A informação consta de um documento do Ministério da Integração e do Desenvolvimento Regional enviado à Polícia Federal. Segundo o material, houve “acesso indevido” à Interface de Divulgação de Alertas Públicos, a IDAP, plataforma usada para disseminar avisos oficiais à população em situações de risco. Os envios dos alertas ocorreram sem solicitação ou validação de autoridades reconhecidas de proteção e defesa civil, o que indica que se tratou de um ataque cibernético, segundo investigadores que acompanham o caso.
Os primeiros alertas foram registrados às 23h41 e 23h45 do dia 19 de junho. Após esses envios, a equipe técnica do ministério da Integração bloqueou a conta usada e vinculada a um agente de proteção e defesa civil do Pará. A medida, porém, não impediu uma nova sequência de disparos. Na madrugada do dia seguinte, entre 1h20 e 1h23, outra credencial da mesma instituição foi utilizada para novos alarmes.
“Um aspecto que agrava a ocorrência é que os dois usuários identificados nos registros possuem perfil estadual vinculado ao Estado do Pará, mas os alertas suspeitos foram direcionados para localidades e unidades federativas fora de sua área de autorização. Assim, além do possível uso indevido de credenciais, há indício de que o agente conseguiu operar a plataforma sem a devida restrição territorial, emitindo ou tentando emitir alertas para áreas nas quais os usuários não deveriam possuir permissão de envio”, diz documento do Ministério da Integração.
Ao todo, foram identificados dez envios indevidos: nove pelo DCA, o Defesa Civil Alerta, sistema que envia alertas pelas antenas de telefonia a todos os celulares de uma área, e um por mensagem de texto. Todos foram cadastrados no nível “extremo”, classificação reservada a situações de maior gravidade, em que a população deve adotar medidas imediatas de proteção. No caso investigado, no entanto, as mensagens não correspondiam a nenhum desastre real nem seguiam o padrão técnico da Defesa Civil.
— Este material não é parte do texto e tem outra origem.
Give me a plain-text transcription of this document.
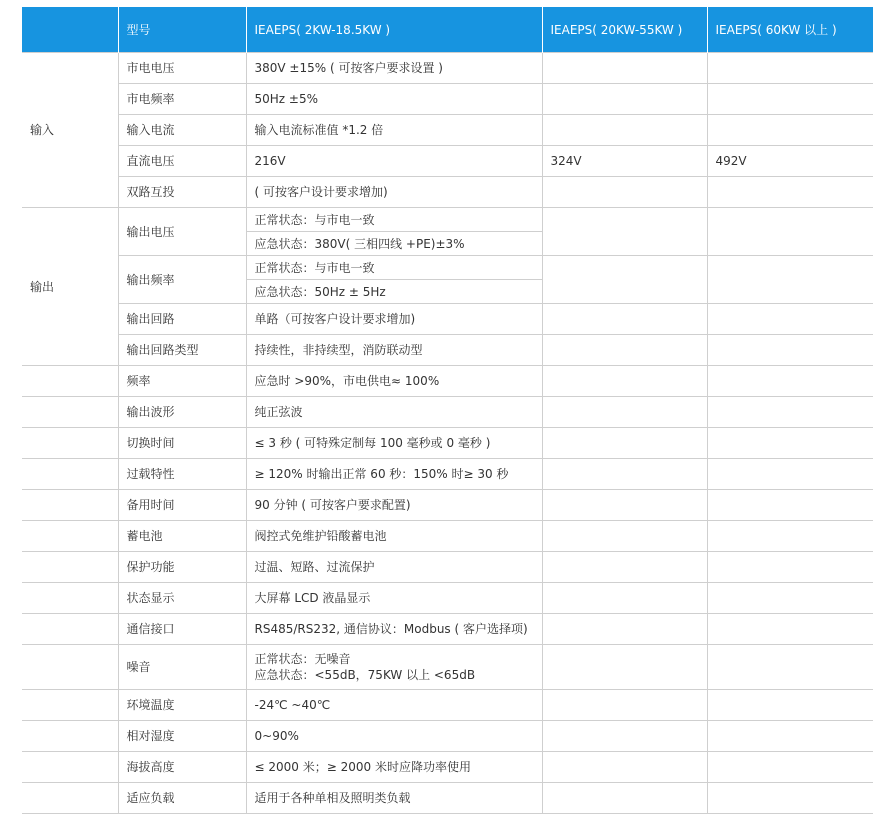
	型号	IEAEPS( 2KW-18.5KW )	IEAEPS( 20KW-55KW )	IEAEPS( 60KW 以上 )
输入	市电电压	380V ±15% ( 可按客户要求设置 )		
	市电频率	50Hz ±5%		
	输入电流	输入电流标准值 *1.2 倍		
	直流电压	216V	324V	492V
	双路互投	( 可按客户设计要求增加)		
输出	输出电压	正常状态：与市电一致		
		应急状态：380V( 三相四线 +PE)±3%		
	输出频率	正常状态：与市电一致		
		应急状态：50Hz ± 5Hz		
	输出回路	单路（可按客户设计要求增加)		
	输出回路类型	持续性，非持续型，消防联动型		
	频率	应急时 >90%，市电供电≈ 100%		
	输出波形	纯正弦波		
	切换时间	≤ 3 秒 ( 可特殊定制每 100 毫秒或 0 毫秒 )		
	过载特性	≥ 120% 时输出正常 60 秒：150% 时≥ 30 秒		
	备用时间	90 分钟 ( 可按客户要求配置)		
	蓄电池	阀控式免维护铅酸蓄电池		
	保护功能	过温、短路、过流保护		
	状态显示	大屏幕 LCD 液晶显示		
	通信接口	RS485/RS232, 通信协议：Modbus ( 客户选择项)		
	噪音	正常状态：无噪音
应急状态：<55dB，75KW 以上 <65dB		

	环境温度	-24℃ ~40℃		
	相对湿度	0~90%		
	海拔高度	≤ 2000 米；≥ 2000 米时应降功率使用		
	适应负载	适用于各种单相及照明类负载		
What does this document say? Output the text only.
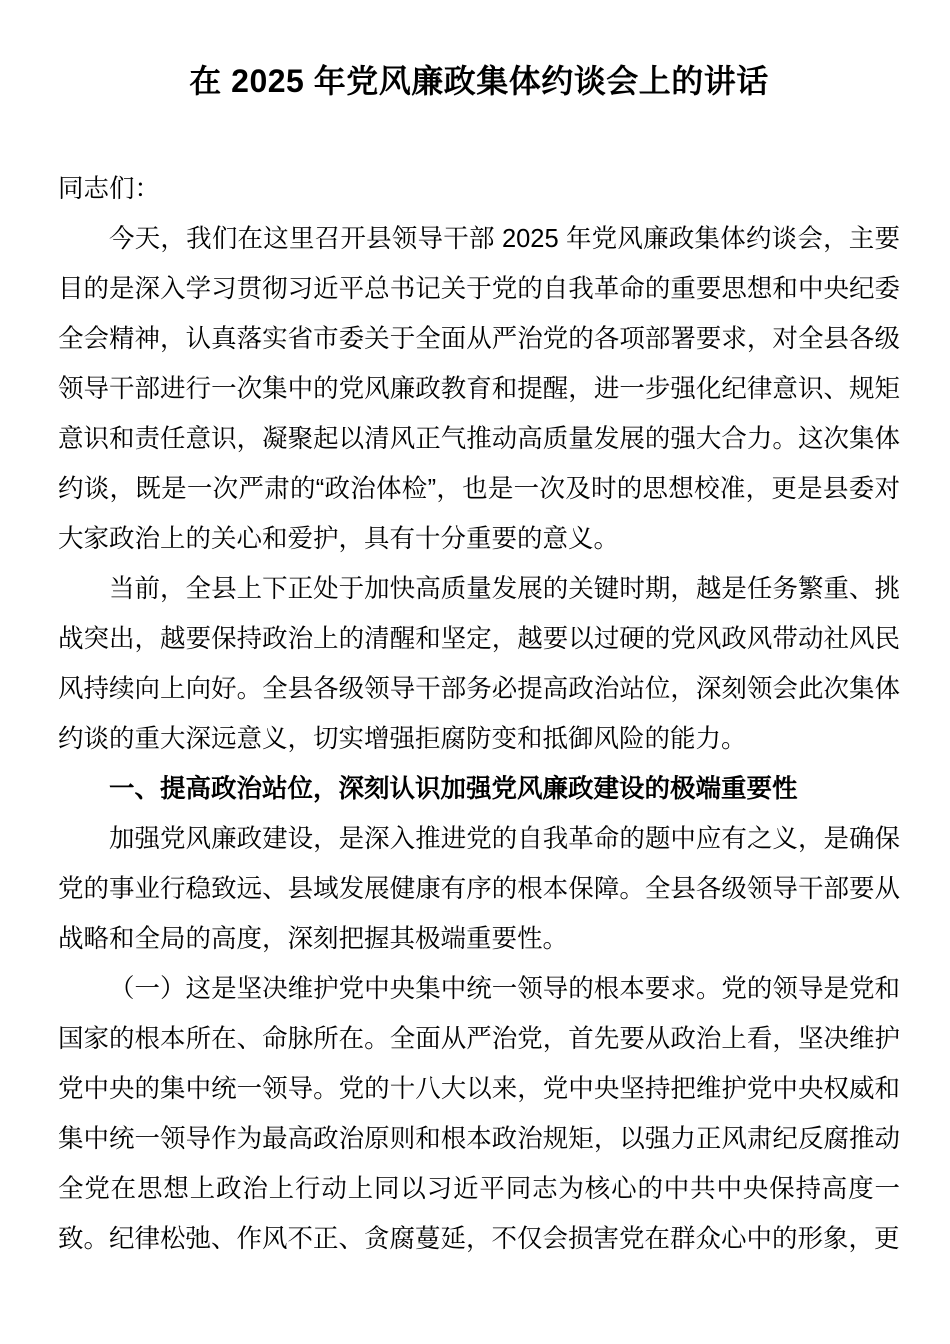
在 2025 年党风廉政集体约谈会上的讲话

同志们：

今天，我们在这里召开县领导干部 2025 年党风廉政集体约谈会，主要目的是深入学习贯彻习近平总书记关于党的自我革命的重要思想和中央纪委全会精神，认真落实省市委关于全面从严治党的各项部署要求，对全县各级领导干部进行一次集中的党风廉政教育和提醒，进一步强化纪律意识、规矩意识和责任意识，凝聚起以清风正气推动高质量发展的强大合力。这次集体约谈，既是一次严肃的“政治体检”，也是一次及时的思想校准，更是县委对大家政治上的关心和爱护，具有十分重要的意义。

当前，全县上下正处于加快高质量发展的关键时期，越是任务繁重、挑战突出，越要保持政治上的清醒和坚定，越要以过硬的党风政风带动社风民风持续向上向好。全县各级领导干部务必提高政治站位，深刻领会此次集体约谈的重大深远意义，切实增强拒腐防变和抵御风险的能力。

一、提高政治站位，深刻认识加强党风廉政建设的极端重要性

加强党风廉政建设，是深入推进党的自我革命的题中应有之义，是确保党的事业行稳致远、县域发展健康有序的根本保障。全县各级领导干部要从战略和全局的高度，深刻把握其极端重要性。

（一）这是坚决维护党中央集中统一领导的根本要求。党的领导是党和国家的根本所在、命脉所在。全面从严治党，首先要从政治上看，坚决维护党中央的集中统一领导。党的十八大以来，党中央坚持把维护党中央权威和集中统一领导作为最高政治原则和根本政治规矩，以强力正风肃纪反腐推动全党在思想上政治上行动上同以习近平同志为核心的中共中央保持高度一致。纪律松弛、作风不正、贪腐蔓延，不仅会损害党在群众心中的形象，更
Os alertas falsos foram registrados em categorias como alagamentos, tornados e deslizamentos. As mensagens foram direcionadas a São Paulo, Rio de Janeiro, Salvador, Belo Horizonte, Curitiba e Rio Branco, além dos estados de São Paulo, Rio de Janeiro e Mato Grosso do Sul e do Distrito Federal.
O conteúdo dos alertas também chamou a atenção dos técnicos. Em Belo Horizonte, o único comunicado enviado por mensagem de texto mencionava um suposto “ataque alienígena”. Nos demais disparos, apareciam expressões sem relação com ocorrências de defesa civil, como “misantropia”, “misantropo” e variações escritas com número no lugar de letra. Misantropia é aversão, desconfiança ou desprezo pelo convívio com pessoas.
“As mensagens registradas não apresentam conteúdo técnico, institucional ou compatível com os protocolos de Proteção e Defesa Civil. Ao contrário, contêm expressões ofensivas, incoerentes e sem relação com eventos reais, incluindo termos como ‘misantropia’, ‘misantropo e menção a ‘ATAQUE ALIENÍGENA’”, afirma o documento do Ministério da Integração.
Depois dos primeiros registros dos alertas falsos, a equipe responsável pela plataforma bloqueou as permissões usadas nos disparos e restringiu termos considerados indevidos no conteúdo das mensagens. O caso também foi comunicado à Diretoria de Tecnologia da Informação do ministério, que passou a discutir novas medidas de contenção. A Polícia Federal foi acionada e abriu uma investigação preliminar para apurar os fatos.